Ramadan tahun ini menjadi kedua kalinya, aku harus melewati tanpa kehadiran sosok imam dalam keluarga atau aku biasa memanggilnya 'papa'. Biasanya, kami begitu sering membuat target-target apa saja yang akan dicapai selama Ramadan.
Hal ini selalu dilakukan karena kami menjadikan momen Ramadan sebagai waktu untuk merekatkan antar anggota keluarga yang kadang terpisah kesibukan pada bulan-bulan lain. Tentu target-target Ramadan itu diniatkan juga untuk mencari rida Allah semata. Namun, semua tinggal cerita. Ada makna ramadan lain bagi diriku saat ini.
Sedikit kilas balik atau flashback. Salah satu momen Ramadan yang selalu aku ingat bersama papa yaitu salat tarawih berjamaah atau buka dan sahur bareng. Sebab kami tak mau melewatkan momen Ramadan dengan sibuk beraktivitas pakai gawai (gadget) saja.

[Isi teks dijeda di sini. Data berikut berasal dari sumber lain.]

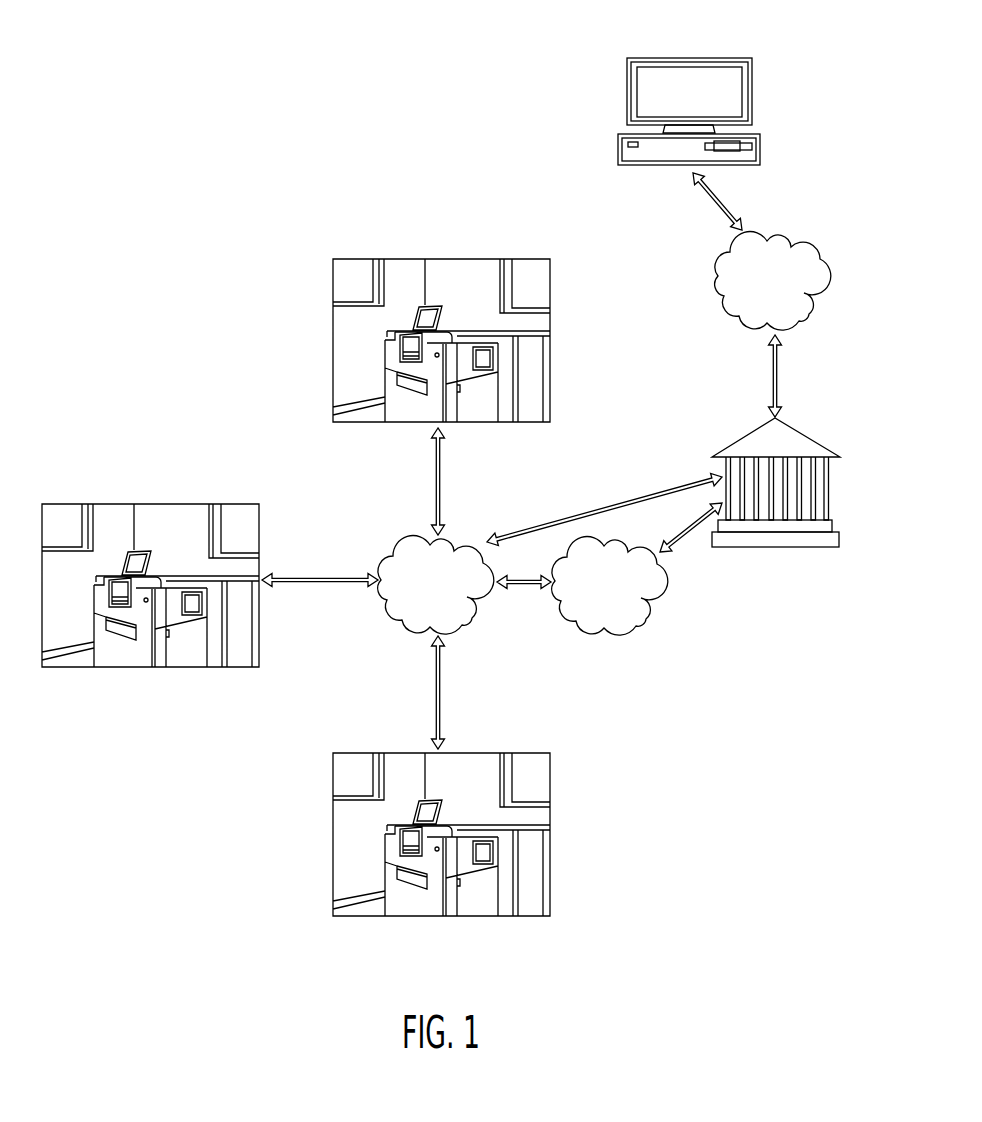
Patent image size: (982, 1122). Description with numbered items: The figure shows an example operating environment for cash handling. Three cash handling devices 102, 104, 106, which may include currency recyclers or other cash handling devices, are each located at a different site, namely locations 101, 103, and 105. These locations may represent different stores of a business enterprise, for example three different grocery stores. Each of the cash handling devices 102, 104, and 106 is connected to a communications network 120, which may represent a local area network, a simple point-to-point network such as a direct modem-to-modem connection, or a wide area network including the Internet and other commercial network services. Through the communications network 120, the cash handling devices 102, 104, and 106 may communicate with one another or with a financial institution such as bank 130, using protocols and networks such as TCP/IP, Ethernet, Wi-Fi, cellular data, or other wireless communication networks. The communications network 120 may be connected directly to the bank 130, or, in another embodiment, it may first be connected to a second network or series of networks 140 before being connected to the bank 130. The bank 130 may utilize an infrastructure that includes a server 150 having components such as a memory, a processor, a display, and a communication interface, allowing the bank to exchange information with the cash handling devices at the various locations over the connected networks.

The location 101 is at (455, 270).
The cash handling device 102 is at (407, 405).
The location 103 is at (163, 513).
The cash handling device 104 is at (106, 653).
The location 105 is at (343, 822).
The cash handling device 106 is at (408, 905).
The communications network 120 is at (470, 620).
The bank 130 is at (748, 437).
The series of networks 140 is at (612, 634).
The server 150 is at (721, 57).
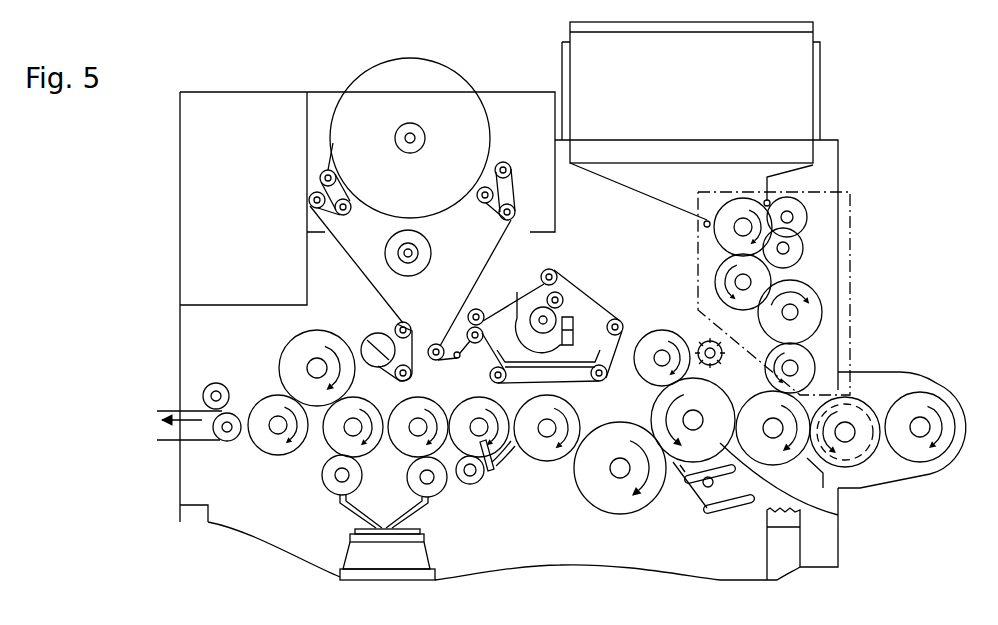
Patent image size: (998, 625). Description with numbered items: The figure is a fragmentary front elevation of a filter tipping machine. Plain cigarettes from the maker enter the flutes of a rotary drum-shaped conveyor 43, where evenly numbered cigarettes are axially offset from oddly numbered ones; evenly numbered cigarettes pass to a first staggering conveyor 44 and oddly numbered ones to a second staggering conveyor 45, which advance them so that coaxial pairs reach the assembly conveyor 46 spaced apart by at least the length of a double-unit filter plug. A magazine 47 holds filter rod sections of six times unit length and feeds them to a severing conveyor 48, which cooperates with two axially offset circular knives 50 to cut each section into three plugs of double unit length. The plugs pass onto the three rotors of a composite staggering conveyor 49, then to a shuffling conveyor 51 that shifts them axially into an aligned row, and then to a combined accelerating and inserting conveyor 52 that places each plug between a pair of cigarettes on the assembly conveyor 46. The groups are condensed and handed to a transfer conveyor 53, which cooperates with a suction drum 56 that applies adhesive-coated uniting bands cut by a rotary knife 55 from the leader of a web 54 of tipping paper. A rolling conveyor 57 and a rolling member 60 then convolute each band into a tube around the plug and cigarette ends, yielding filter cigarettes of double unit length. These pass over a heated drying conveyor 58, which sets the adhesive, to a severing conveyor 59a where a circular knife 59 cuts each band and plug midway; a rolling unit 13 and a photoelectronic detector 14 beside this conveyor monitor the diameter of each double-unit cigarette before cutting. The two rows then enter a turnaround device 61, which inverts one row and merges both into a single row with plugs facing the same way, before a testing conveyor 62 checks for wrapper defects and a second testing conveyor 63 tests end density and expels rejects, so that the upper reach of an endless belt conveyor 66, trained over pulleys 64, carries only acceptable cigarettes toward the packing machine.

The rolling unit 13 is at (507, 470).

Kami tak mau benda-benda mati itu justru melalaikan diri dari membangun keakraban sesama manusia, terutama buka obrolan dalam keluarga. Sudah dua tahun ini, momen-momen tersebut tak pernah terulang kembali.
Ramadan telah aku lewati 9 hari. Aku memaknai Ramadan tahun ini dengan tertatih membangkitkan semangat demi semangat dalam diri. Hanya bisa berharap, aku bisa bertahan hidup sampai pada bulan Syawal alias lebaran nanti.
Padahal rasanya baru kemarin aku melewati Ramadan dengan kesendirian. Tapi, atmosfer Ramadan tahun ini masih terasa hal yang sama. Makanya, aku memaknai Ramadan tahun ini dengan 3 M (Merelakan, Memaafkan, dan Merayakan)
- Merelakan
Satu kata tersebut terasa berat, tapi aku harus hadapi. Kehilangan seseorang yang berarti dalam hidup seperti papa memang bukan hal mudah. Terlebih, kehilangan tersebut terjadi saat masa pandemik lalu. Bisa jadi, aku termasuk orang-orang yang mengalami trauma pasca pandemik.
Di bulan Ramadan tahun ini, aku hanya bisa bersabar. Meski sulit, tapi aku yakin bisa menghadapinya. Tegar dan ikhlas harus dipupuk kembali menjalani hari-hari seperti sedia kala meski pasti ada yang beda. Aku terus berupaya beri waktu pada diriku untuk menerima kenyataan.
Di bulan Ramadan ini, aku harus MERELAKAN setiap manusia termasuk diriku sendiri yang bisa saja berpulang atau kembali kepada-Nya. Semoga hatiku bisa lebih lapang saat perbanyak doa untuk papaku yang sudah tenang di sana.
Memendam perasaan bersalah justru hanya membuat jiwa dan raga kita terasa sakit. Penyesalan itu pasti. Entah karena permintaan maaf yang belum sempat terucap atau rasa terima kasih yang belum pernah diungkap.